Today was delightful. Our two hosts from the San Francisco de Asis Hostel waited outside to farewell each and every one of us with a hug, a handshake a personal note, whatever matched the need of the individual, whatever followed on naturally from the warmth and the connection of the evening before.

Last night we came together to chop and to cook, to eat and to engage; the highlights of the day the small talk of greetings, the depths of why we’re here. Simple fare, salad, paella, conversation.

Later we join in the chapel upstairs. Our host talks in Spanish and a pilgrim translates. The prayer is ecumenical, easy to digest, accessible to all. It’s read out by us, in Portuguese, German, Spanish, French and then English. We give thanks for those before us whose generosity has provided for our needs.

Afterwards the letters of pilgrims are handed around for us to read; loved ones passed away, a mother lost to dementia, people dealing with pain and suffering, or perhaps searching and longing. At the end it’s open for people to speak and Dave from Cornwall sings the uk churches COVID prayer. People join in as best they can, or not, there’s no judging.

We clear and wash up, distilling the day as we do, into the flashes of colour and emotion that held meaning for us, perhaps in words, perhaps in our hearts, as we go about drying and stacking plates.

I wish to remember them, the father and his young son walking side by side on the road, the matter-of-fact shorts wearing girl from Quebec, the German lad who looks Chinese, dealing with depression and finding his peace on the road, the farmer from Cornwall who walks alone because his wife and forever walking partner now has osteoporosis, they walk together on the phone….

The morning rises fresh, vibrant and cool in stark contrast to yesterday’s wet Grey. It’s just a delight to be alive, to be walking. We’re later than normal as the Albergue has a “no rising before 6:30am” rule and the difference is considerable; streams of people up and away.

The simple stone church by a water fountain in the square in the next town is still and serene and we stand for awhile to experience it, to soak it up and carry it with us.

As the sun rises, the green of the fields, blue sky, stone, whitewashed walls and vibrant blossoms explode in symphony and its just a joy to be walking.

In a seeming blackboard-nail screeching incongruence, a tomcat, in the middle of the town, bites the neck of a feline as he mounts her, smothered and jostled by five others fighting to go next. Natural no doubt, but it looked brutal. Meanwhile, the town went about its business, the sun continued to shine, and the gravel crunched beneath our feet.

There’s a long steep climb out of xxx where we stop for coffee and we’re walking in pine forest along a fire trail, or access road of some kind. There’s wind turbines in the middle distance beyond the forest so perhaps they’re for those. A young German lass, Andrea (?) on a bicycle who stayed with us in Tosantos, gave the steep a good crack, but in the end Viet and Lisa help haul the bike and gear to the top of the forested plateau.

The forest opens to a green parkland almost with beautiful plain trees and horses. It’s a short walk from here down into the pretty little town of Ages.

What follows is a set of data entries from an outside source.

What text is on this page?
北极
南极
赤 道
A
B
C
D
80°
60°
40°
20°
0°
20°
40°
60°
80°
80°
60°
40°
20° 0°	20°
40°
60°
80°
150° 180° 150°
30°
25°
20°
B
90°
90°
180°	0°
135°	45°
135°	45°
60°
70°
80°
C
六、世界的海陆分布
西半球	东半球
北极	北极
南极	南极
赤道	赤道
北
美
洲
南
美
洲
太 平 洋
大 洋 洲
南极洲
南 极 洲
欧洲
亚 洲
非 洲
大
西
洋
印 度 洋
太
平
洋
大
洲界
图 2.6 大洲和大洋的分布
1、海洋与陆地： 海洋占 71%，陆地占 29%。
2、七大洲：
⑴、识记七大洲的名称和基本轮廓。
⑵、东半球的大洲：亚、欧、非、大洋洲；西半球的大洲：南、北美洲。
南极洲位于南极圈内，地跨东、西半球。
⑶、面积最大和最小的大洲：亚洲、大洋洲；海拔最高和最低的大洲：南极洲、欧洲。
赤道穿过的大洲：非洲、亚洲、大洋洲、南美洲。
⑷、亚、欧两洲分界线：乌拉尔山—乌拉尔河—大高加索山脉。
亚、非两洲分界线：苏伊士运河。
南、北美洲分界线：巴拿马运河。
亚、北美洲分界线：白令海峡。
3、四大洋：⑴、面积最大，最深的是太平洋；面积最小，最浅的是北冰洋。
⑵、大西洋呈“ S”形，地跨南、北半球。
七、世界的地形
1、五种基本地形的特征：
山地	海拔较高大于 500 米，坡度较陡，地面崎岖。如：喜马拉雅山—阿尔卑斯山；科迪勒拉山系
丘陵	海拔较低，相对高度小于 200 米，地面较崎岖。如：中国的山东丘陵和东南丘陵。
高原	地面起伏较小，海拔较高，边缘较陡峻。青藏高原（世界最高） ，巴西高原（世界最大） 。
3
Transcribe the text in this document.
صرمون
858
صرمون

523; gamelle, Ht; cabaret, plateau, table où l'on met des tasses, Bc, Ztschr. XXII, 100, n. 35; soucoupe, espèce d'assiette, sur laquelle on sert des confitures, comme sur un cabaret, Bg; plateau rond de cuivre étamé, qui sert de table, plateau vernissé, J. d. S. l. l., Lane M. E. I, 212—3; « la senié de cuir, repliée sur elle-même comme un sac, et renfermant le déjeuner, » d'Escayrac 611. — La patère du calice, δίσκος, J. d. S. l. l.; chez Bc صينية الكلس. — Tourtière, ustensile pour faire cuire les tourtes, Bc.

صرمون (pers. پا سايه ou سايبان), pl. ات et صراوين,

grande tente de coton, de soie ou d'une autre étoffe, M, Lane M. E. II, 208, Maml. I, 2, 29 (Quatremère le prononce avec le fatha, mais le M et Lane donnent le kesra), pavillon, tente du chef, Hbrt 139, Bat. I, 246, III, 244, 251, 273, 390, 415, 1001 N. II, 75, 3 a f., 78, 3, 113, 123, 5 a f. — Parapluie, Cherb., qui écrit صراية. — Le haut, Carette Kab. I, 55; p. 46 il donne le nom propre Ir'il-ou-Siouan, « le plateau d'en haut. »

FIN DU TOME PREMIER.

We stay in the Municipal albergue here and it’s clean and tidy but also big and impersonal and we feel all the more the incredible community spirit Florian and his Spanish colleague were able to foster at Tosantos. It’s a good learning for future towns. We dine with Ian and Tai who enjoyed dinner with when we first began in Saint John Pied de Port and meet Sally who’s starting again after stopping last year at this point when her father died.

Tomorrow the big city town of Burgos.